On a pu lire, dernièrement, qu'après une première conception taxino-
mique de la science, « dans la seconde conception, qui est celle de toutes
les sciences aujourd'hui arrivées à maturité, le travail de la science consiste
au contraire à construire, à partir d'un ensemble toujours limité
d'observations et d'expérimentations, des hypothèses, des modèles théoriques,
formulés de façon aussi explicite que possible, et destinés, à la fois à prévoir
de nouveaux faits, et à expliquer les anciens » (N. Ruwet, 1966, Langages,
n° 4, p. 3); comme un prolongement à ceci : « Or les théories, même les
plus exactes, ne deviennent probantes que si, quittant la sphère des
généralités philosophiques, elles s'attaquent à des faits concrets bien délimités,
faisant difficulté, et dont elles rendent raison mieux qu'il n'avait été
possible de la faire jusque-là sans elles. [...] C'est par une alliance en toute
proportion utile 4 de la réflexion abstraite profonde et de l'observation fine
du concret que la linguistique réussira [...] à s'élever de plusieurs degrés
dans la hiérarchie des sciences... » Ce qui renvoie à : « la description obéit
donc à deux principes simultanément présents et contradictoires : elle est
inductive dans son désir de rendre fidèlement compte de la réalité qu'elle
décrit; elle est deductive de par la nécessité de maintenir la cohérence du
modèle en construction et d'atteindre à la généralité, coextensive du
corpus soumis à la description » (A.-J. Greimas, Sémantique structurale,
1966, p. 68).
On ne peut indéfiniment prolonger cette sorte de répons. Les guillau-
miens pourront d'ailleurs le faire, non sans plaisir, dans la mesure même
où la lecture des pages d'où est extraite la première citation renvoie
constamment à l'œuvre de G. Guillaume, alors qu'elles sont une introduction à
celle de N. Chomsky. Significative, n'est-ce pas, cette ambivalence?
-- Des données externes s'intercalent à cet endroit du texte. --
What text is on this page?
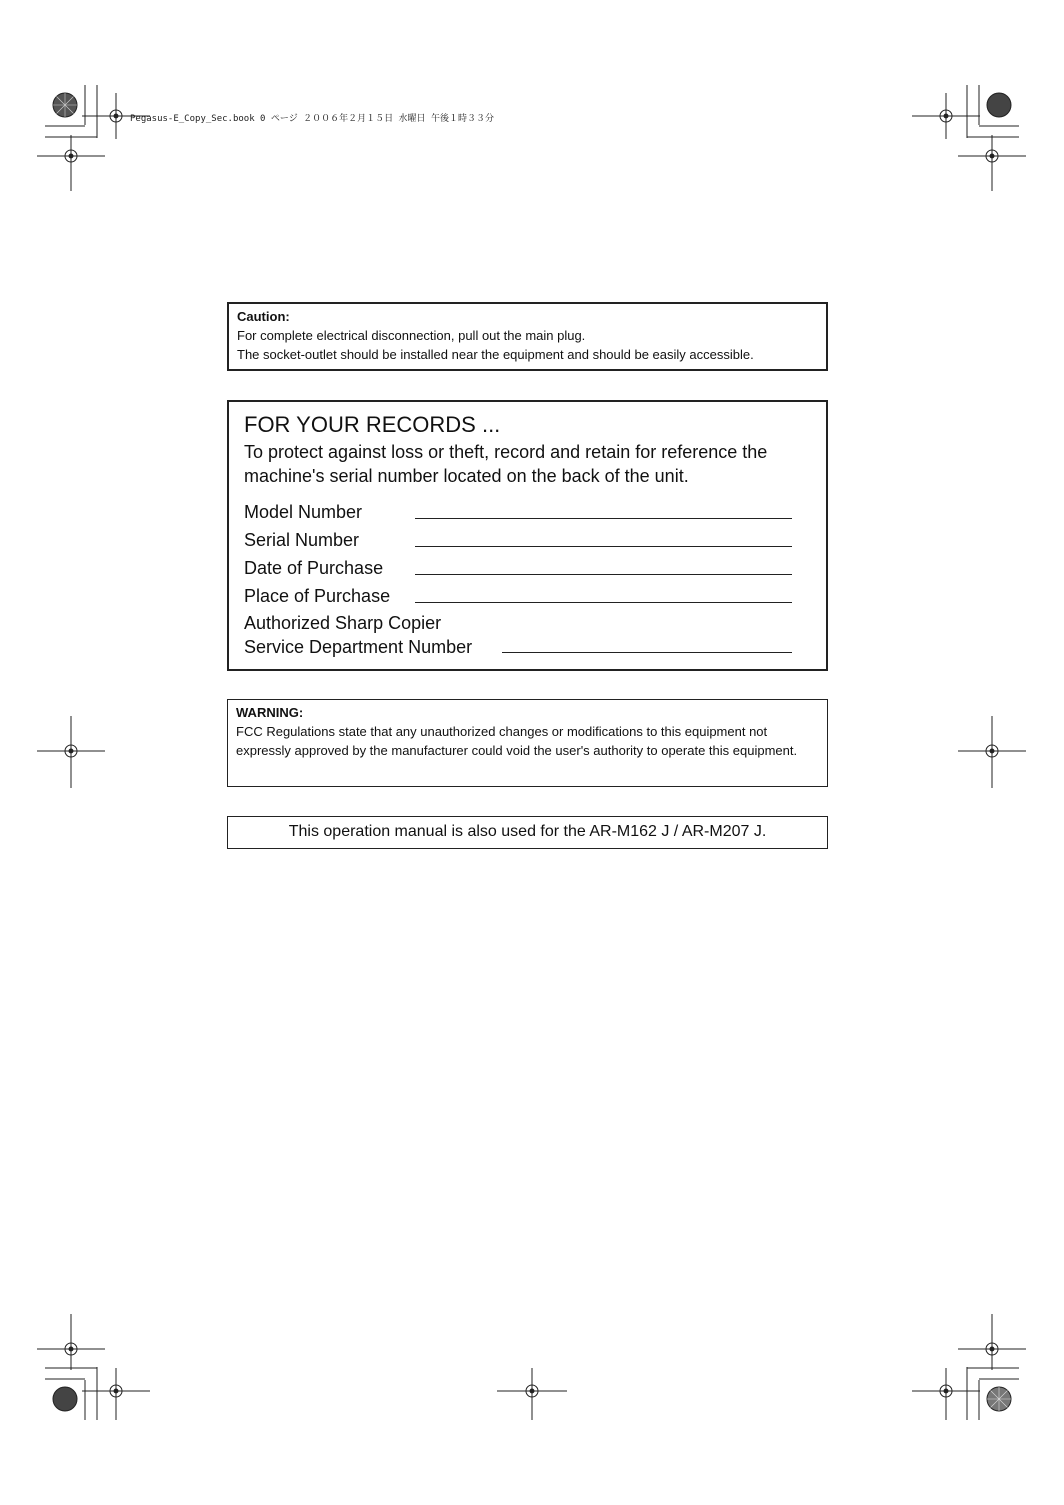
Pegasus-E_Copy_Sec.book 0 ページ ２００６年２月１５日 水曜日 午後１時３３分
Caution:
For complete electrical disconnection, pull out the main plug.
The socket-outlet should be installed near the equipment and should be easily accessible.
FOR YOUR RECORDS ...
To protect against loss or theft, record and retain for reference the machine's serial number located on the back of the unit.
Model Number
Serial Number
Date of Purchase
Place of Purchase
Authorized Sharp Copier
Service Department Number
WARNING:
FCC Regulations state that any unauthorized changes or modifications to this equipment not expressly approved by the manufacturer could void the user's authority to operate this equipment.
This operation manual is also used for the AR-M162 J / AR-M207 J.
2.2. Si G. Guillaume fut taxé d'apriorisme, c'est bien parce qu'il
privilégiait la déduction, soucieux avant tout de cohérence et rigueur théoriques,
rigueur et cohérence nées de la construction d'un modèle — comme le rappelle
très justement R. Valin dans sa Petite introduction... (Québec, 1954) : le
scheme bi-tensoriel ou « tenseur binaire radical ». Quand on se propose
d'inscrire chaque élément d'une structure linguistique dans une opération
mentale qui précède et conditionne l'emploi de chaque élément, quand on
précise que cette opération mentale qui va « du large à l'étroit et de l'étroit
au large » — un mouvement généralisant faisant suite à un mouvement
particularisant — est « l'assiette de tous les systèmes dont les langues ont
produit en elles une définition » (1951, pp. 197-198) et qu'on ajoute — si
cette opération est celle, par exemple, qui engendre les formes verbales —
que « pour être une opération mentale extrêmement brève, la formation
de l'image-temps dans l'esprit n'en demande pas moins un temps [le temps
opératif], très court sans doute, mais non pas infiniment court, et par
conséquent réel » (1929, p. 8), on s'est donné un ensemble de principes qui
contraignent à un pas à pas méthodique fort éloigné des imprécisions et
incertitudes des « généralités philosophiques ».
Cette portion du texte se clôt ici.